Not that every film had to spell everything out, but Batra and his screenwriter Nick Payne sought to make a virtue of deploying their protagonist's uncertainty and increasingly punctured belief in his own correctness. When we first meet Tony, he comes across as a set in his ways and confident in his conservative worldview, able to look back on his life with the satisfaction that he never did anything very wrong, puttered along without making any unnecessary waves, didn't upset any applecarts and if he did not suffer too many fools, that was nothing to get het up about. But this letter, and his subsequent investigations, lead him into darker realms where what appeared to be a glancing association with Veronica's family is revealed as something deeper that he is frustratingly unable to grasp: he thinks he gets it, but does he really?

Is he in fact responsible for terrible consequences in other people's lives that the way in which he comes to terms with himself by the story's close does not erase from the consciences of those others? From starting off like a terribly middle class, safe little domestic mystery with lightly humorous character bits, we slowly twigged that something really awful had occurred, and if we were still not given the whole picture by the close we could discern how selective Tony was in his self-image.

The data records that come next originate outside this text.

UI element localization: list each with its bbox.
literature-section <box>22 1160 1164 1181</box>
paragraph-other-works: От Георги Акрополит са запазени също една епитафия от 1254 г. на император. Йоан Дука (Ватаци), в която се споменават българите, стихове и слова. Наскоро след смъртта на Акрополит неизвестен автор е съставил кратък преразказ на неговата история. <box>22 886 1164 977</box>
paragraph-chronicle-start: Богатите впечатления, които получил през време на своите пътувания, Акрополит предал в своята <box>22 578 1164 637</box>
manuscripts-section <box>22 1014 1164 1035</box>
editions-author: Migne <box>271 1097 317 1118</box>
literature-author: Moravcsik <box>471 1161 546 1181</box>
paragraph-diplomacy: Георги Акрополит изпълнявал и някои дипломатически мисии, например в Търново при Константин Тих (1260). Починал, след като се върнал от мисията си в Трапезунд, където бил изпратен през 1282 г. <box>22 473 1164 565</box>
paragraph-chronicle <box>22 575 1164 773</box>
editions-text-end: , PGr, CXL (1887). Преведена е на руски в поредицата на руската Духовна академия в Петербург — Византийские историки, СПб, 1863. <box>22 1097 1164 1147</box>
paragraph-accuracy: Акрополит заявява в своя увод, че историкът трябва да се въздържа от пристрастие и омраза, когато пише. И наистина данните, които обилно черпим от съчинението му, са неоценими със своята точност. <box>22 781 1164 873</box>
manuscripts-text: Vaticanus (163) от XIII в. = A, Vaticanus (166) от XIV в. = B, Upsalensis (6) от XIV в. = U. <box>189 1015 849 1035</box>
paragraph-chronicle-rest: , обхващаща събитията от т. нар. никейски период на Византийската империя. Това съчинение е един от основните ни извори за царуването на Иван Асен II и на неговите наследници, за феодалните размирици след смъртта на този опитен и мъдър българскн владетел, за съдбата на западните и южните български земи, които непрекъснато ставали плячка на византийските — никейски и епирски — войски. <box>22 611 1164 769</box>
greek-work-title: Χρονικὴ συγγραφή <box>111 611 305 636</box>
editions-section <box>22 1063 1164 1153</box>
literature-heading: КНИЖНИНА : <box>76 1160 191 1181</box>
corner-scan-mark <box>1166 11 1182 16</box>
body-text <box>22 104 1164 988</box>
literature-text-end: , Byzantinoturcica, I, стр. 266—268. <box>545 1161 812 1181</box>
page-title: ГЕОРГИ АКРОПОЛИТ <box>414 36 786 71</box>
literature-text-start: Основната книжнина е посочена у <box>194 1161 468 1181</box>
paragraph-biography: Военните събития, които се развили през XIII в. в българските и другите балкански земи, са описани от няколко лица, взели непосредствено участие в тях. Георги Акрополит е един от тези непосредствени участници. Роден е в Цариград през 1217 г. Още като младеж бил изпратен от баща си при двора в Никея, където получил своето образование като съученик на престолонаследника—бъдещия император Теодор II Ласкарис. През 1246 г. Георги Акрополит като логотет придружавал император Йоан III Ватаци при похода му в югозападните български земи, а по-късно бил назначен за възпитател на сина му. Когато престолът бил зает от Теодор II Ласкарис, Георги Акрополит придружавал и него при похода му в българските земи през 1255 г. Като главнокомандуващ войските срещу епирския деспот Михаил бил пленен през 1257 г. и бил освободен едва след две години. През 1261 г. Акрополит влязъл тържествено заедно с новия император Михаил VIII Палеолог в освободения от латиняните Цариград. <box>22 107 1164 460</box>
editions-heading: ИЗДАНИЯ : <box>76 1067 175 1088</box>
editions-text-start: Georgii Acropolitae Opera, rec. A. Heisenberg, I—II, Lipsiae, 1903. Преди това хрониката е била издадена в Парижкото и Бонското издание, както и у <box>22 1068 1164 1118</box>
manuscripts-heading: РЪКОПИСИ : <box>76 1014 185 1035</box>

The cast bringing this to life were both much the faces you would expect and more than up to the challenge; Charlotte Rampling was Sphinx-like in her regard as the older Veronica (Freya Mavor played her in the flashbacks), a dab hand at this sort of work after her turn in the not dissimilar 45 Years not long before this, and needless to say Broadbent essayed the lead as to the manor born, you could not have asked for a better star. Though The Sense of an Ending took its own sweet time in warming up, it was worth the wait for the unanticipated assessment of the viewer and what they should be guilty about it elicited, uneasy as that was. Music by Max Richter.

[Studio Canal's Blu-ray has as extras a billion interviews and a brief bit about what you would say to your 21-year-old self.]